Numerical simulation and fabrication of silicon sheet via spin casting.

A spin-casting process for fabricating polycrystalline silicon sheets for use as solar cell wafers is proposed, and the parameters that control the sheet thickness are investigated. A numerical study of the fluidity of molten silicon indicates that the formation of thin silicon sheets without a mold and via spin casting is feasible. The faster the rotation speed of graphite mold, the thinner the thickness of sheet. After the spread of the molten silicon to cover the graphite mold with rotation speed of above 500 rpm, the solidification has to start. Silicon sheets can be produced by using the centrifugal force under appropriate experimental conditions. The spin-cast sheet had a vertical columnar microstructure due to the normal heat extraction to the substrate, and the sheet lifetime varied from 0.1 microS to 0.3 microS measured by using the microwave photoconductance decay (MW-PCD) to confirm that the spin-cast silicon sheet is applicable to photovoltaics.

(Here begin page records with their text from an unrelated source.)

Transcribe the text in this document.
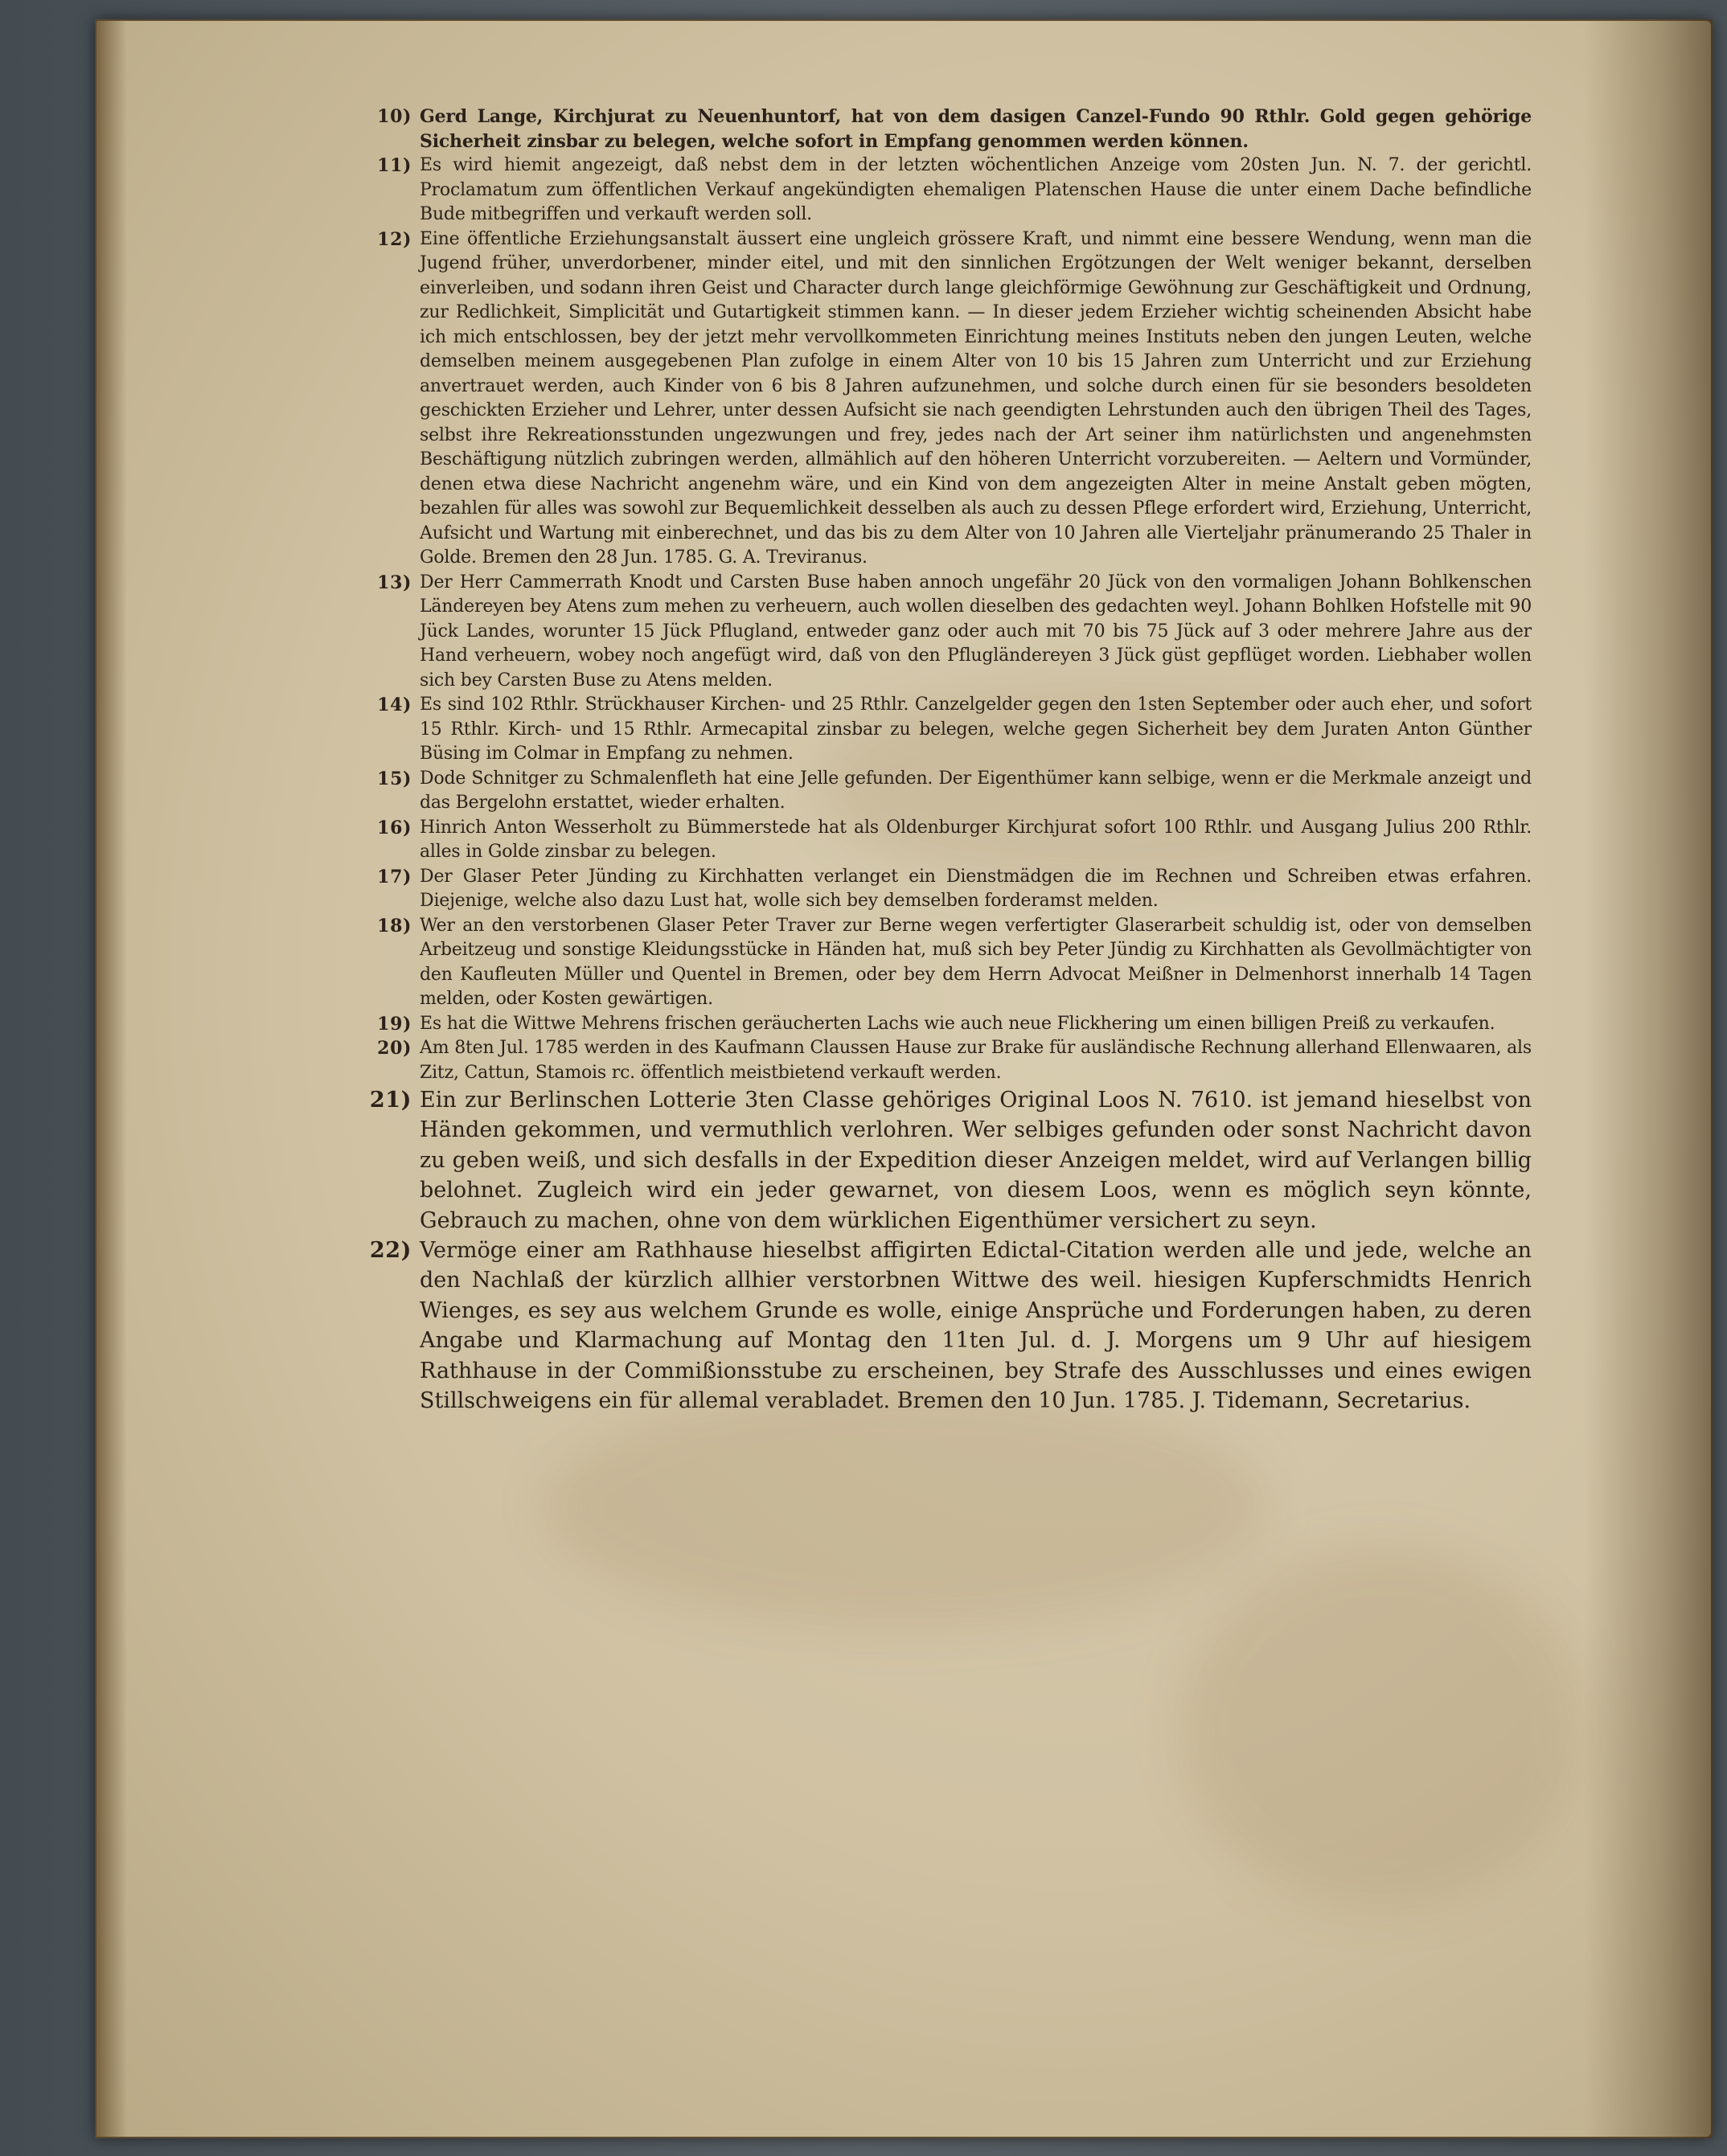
10) Gerd Lange, Kirchjurat zu Neuenhuntorf, hat von dem dasigen Canzel-Fundo 90 Rthlr. Gold gegen gehörige Sicherheit zinsbar zu belegen, welche sofort in Empfang genommen werden können.

11) Es wird hiemit angezeigt, daß nebst dem in der letzten wöchentlichen Anzeige vom 20sten Jun. N. 7. der gerichtl. Proclamatum zum öffentlichen Verkauf angekündigten ehemaligen Platenschen Hause die unter einem Dache befindliche Bude mitbegriffen und verkauft werden soll.

12) Eine öffentliche Erziehungsanstalt äussert eine ungleich grössere Kraft, und nimmt eine bessere Wendung, wenn man die Jugend früher, unverdorbener, minder eitel, und mit den sinnlichen Ergötzungen der Welt weniger bekannt, derselben einverleiben, und sodann ihren Geist und Character durch lange gleichförmige Gewöhnung zur Geschäftigkeit und Ordnung, zur Redlichkeit, Simplicität und Gutartigkeit stimmen kann. — In dieser jedem Erzieher wichtig scheinenden Absicht habe ich mich entschlossen, bey der jetzt mehr vervollkommeten Einrichtung meines Instituts neben den jungen Leuten, welche demselben meinem ausgegebenen Plan zufolge in einem Alter von 10 bis 15 Jahren zum Unterricht und zur Erziehung anvertrauet werden, auch Kinder von 6 bis 8 Jahren aufzunehmen, und solche durch einen für sie besonders besoldeten geschickten Erzieher und Lehrer, unter dessen Aufsicht sie nach geendigten Lehrstunden auch den übrigen Theil des Tages, selbst ihre Rekreationsstunden ungezwungen und frey, jedes nach der Art seiner ihm natürlichsten und angenehmsten Beschäftigung nützlich zubringen werden, allmählich auf den höheren Unterricht vorzubereiten. — Aeltern und Vormünder, denen etwa diese Nachricht angenehm wäre, und ein Kind von dem angezeigten Alter in meine Anstalt geben mögten, bezahlen für alles was sowohl zur Bequemlichkeit desselben als auch zu dessen Pflege erfordert wird, Erziehung, Unterricht, Aufsicht und Wartung mit einberechnet, und das bis zu dem Alter von 10 Jahren alle Vierteljahr pränumerando 25 Thaler in Golde. Bremen den 28 Jun. 1785. G. A. Treviranus.

13) Der Herr Cammerrath Knodt und Carsten Buse haben annoch ungefähr 20 Jück von den vormaligen Johann Bohlkenschen Ländereyen bey Atens zum mehen zu verheuern, auch wollen dieselben des gedachten weyl. Johann Bohlken Hofstelle mit 90 Jück Landes, worunter 15 Jück Pflugland, entweder ganz oder auch mit 70 bis 75 Jück auf 3 oder mehrere Jahre aus der Hand verheuern, wobey noch angefügt wird, daß von den Pflugländereyen 3 Jück güst gepflüget worden. Liebhaber wollen sich bey Carsten Buse zu Atens melden.

14) Es sind 102 Rthlr. Strückhauser Kirchen- und 25 Rthlr. Canzelgelder gegen den 1sten September oder auch eher, und sofort 15 Rthlr. Kirch- und 15 Rthlr. Armecapital zinsbar zu belegen, welche gegen Sicherheit bey dem Juraten Anton Günther Büsing im Colmar in Empfang zu nehmen.

15) Dode Schnitger zu Schmalenfleth hat eine Jelle gefunden. Der Eigenthümer kann selbige, wenn er die Merkmale anzeigt und das Bergelohn erstattet, wieder erhalten.

16) Hinrich Anton Wesserholt zu Bümmerstede hat als Oldenburger Kirchjurat sofort 100 Rthlr. und Ausgang Julius 200 Rthlr. alles in Golde zinsbar zu belegen.

17) Der Glaser Peter Jünding zu Kirchhatten verlanget ein Dienstmädgen die im Rechnen und Schreiben etwas erfahren. Diejenige, welche also dazu Lust hat, wolle sich bey demselben forderamst melden.

18) Wer an den verstorbenen Glaser Peter Traver zur Berne wegen verfertigter Glaserarbeit schuldig ist, oder von demselben Arbeitzeug und sonstige Kleidungsstücke in Händen hat, muß sich bey Peter Jündig zu Kirchhatten als Gevollmächtigter von den Kaufleuten Müller und Quentel in Bremen, oder bey dem Herrn Advocat Meißner in Delmenhorst innerhalb 14 Tagen melden, oder Kosten gewärtigen.

19) Es hat die Wittwe Mehrens frischen geräucherten Lachs wie auch neue Flickhering um einen billigen Preiß zu verkaufen.

20) Am 8ten Jul. 1785 werden in des Kaufmann Claussen Hause zur Brake für ausländische Rechnung allerhand Ellenwaaren, als Zitz, Cattun, Stamois rc. öffentlich meistbietend verkauft werden.

21) Ein zur Berlinschen Lotterie 3ten Classe gehöriges Original Loos N. 7610. ist jemand hieselbst von Händen gekommen, und vermuthlich verlohren. Wer selbiges gefunden oder sonst Nachricht davon zu geben weiß, und sich desfalls in der Expedition dieser Anzeigen meldet, wird auf Verlangen billig belohnet. Zugleich wird ein jeder gewarnet, von diesem Loos, wenn es möglich seyn könnte, Gebrauch zu machen, ohne von dem würklichen Eigenthümer versichert zu seyn.

22) Vermöge einer am Rathhause hieselbst affigirten Edictal-Citation werden alle und jede, welche an den Nachlaß der kürzlich allhier verstorbnen Wittwe des weil. hiesigen Kupferschmidts Henrich Wienges, es sey aus welchem Grunde es wolle, einige Ansprüche und Forderungen haben, zu deren Angabe und Klarmachung auf Montag den 11ten Jul. d. J. Morgens um 9 Uhr auf hiesigem Rathhause in der Commißionsstube zu erscheinen, bey Strafe des Ausschlusses und eines ewigen Stillschweigens ein für allemal verabladet. Bremen den 10 Jun. 1785. J. Tidemann, Secretarius.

Study of the microstructures and lifetime of spin-cast silicon sheets for photovoltaics.

Silicon sheets were fabricated by a new fabricating method, spin casting with various rotation speeds of the graphite mold. The microstructure of spin-cast silicon sheets were investigated using an electron probe microanalyzer (EPMA) and scanning electron microscope/electron backscatter diffraction/orientation image micrograph, and the lifetime of the sheets was mapped using microwave photoconductance decay. The silicon sheets were vertically aligned, with sizes ranging from tens of microns to one hundred microns. The as-grown lifetime was measured and found to range from 0.049 micros to 0.250 micros. The ASTM number was plotted against the lifetime using ASTM E112 to estimate the grain size. Approximately half of the grain boundaries seemed electrically inactive with meaning of no recombination center since the grains were growth directionally, especially in a longitudinal aligned. It was confirmed that the lifetime of spin-cast sheets makes them suitably applicable for photovoltaics compared to those produced by alternative ribbon-producing methods.

Behavior of the impurity-rich phase in metallurgical grade silicon during fractional melting.

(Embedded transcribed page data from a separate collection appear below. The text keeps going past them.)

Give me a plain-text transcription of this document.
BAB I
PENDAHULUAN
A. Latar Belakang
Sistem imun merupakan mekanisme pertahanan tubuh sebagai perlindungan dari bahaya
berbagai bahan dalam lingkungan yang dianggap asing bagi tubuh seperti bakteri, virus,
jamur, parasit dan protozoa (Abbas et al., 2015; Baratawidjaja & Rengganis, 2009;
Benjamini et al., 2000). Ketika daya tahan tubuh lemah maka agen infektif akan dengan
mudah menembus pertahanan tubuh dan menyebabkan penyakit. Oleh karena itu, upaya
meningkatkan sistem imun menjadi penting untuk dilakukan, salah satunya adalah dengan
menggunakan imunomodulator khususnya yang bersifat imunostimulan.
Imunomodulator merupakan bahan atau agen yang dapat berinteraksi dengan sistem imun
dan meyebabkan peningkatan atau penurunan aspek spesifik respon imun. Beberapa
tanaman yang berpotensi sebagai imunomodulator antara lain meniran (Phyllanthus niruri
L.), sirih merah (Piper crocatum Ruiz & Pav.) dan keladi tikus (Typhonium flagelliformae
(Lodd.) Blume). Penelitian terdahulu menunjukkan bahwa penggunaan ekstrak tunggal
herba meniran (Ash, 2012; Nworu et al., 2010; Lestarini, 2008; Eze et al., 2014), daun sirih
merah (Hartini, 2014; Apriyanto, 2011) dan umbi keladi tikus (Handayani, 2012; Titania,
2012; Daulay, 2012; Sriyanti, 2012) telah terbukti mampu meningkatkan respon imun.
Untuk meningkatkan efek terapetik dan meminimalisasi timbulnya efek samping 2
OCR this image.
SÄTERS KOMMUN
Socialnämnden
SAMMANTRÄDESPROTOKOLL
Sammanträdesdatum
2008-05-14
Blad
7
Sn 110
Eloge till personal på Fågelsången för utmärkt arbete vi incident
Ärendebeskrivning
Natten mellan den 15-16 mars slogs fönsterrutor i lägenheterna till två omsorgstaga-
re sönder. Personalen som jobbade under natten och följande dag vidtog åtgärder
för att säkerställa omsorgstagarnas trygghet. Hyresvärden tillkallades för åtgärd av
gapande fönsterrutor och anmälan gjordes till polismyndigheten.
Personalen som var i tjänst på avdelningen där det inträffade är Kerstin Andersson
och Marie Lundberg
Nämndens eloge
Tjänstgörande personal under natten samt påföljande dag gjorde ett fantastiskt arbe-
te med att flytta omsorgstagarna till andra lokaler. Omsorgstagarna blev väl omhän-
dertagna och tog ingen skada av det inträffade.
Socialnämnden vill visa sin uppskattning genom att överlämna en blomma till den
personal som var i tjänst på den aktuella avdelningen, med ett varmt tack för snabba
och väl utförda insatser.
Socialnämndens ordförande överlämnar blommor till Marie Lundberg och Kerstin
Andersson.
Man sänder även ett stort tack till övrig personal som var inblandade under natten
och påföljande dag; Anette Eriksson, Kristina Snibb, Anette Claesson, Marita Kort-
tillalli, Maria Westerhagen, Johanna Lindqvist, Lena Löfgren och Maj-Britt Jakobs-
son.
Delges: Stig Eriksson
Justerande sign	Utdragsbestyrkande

A new fractional melting (FM) process that uses centrifugal force to separate the liquid from the cake (liquid + solid) was developed for refining metallurgical grade Si. The behavior of the solute and the refining mechanism during the FM process were studied using scanning electron microscopy (SEM) and electron probe microanalysis (EPMA). During the FM, the solutes migrated very quickly and aggregated at seemingly disordered locations, where they subsequently melted before the silicon bulk matrix melted.

Formation of silicon sheet on a rotating substrate.

A spin casting process to fabricate polycrystalline silicon sheets for use as solar cell wafers is presented and the parameters that control the sheet thickness are investigated. The computational model for the spin casting is proposed in order to understand the melt flow and solidification behaviors in the mold. The effect of the rotating speed of the mold and substrate morphology on the silicon sheets is studied via computer simulations, and the simulation results are compared with the experimental results. The numerical study of the fluidity and solidification behavior of the silicon predicted that the formation of rectangular sheets via spin casting is feasible, and the subsequent experiment confirmed this prediction. Using a square mold, rectangular silicon sheets can be produced under appropriate experimental conditions. Microstructural analyses verified the presence of long columnar structures on the sheets.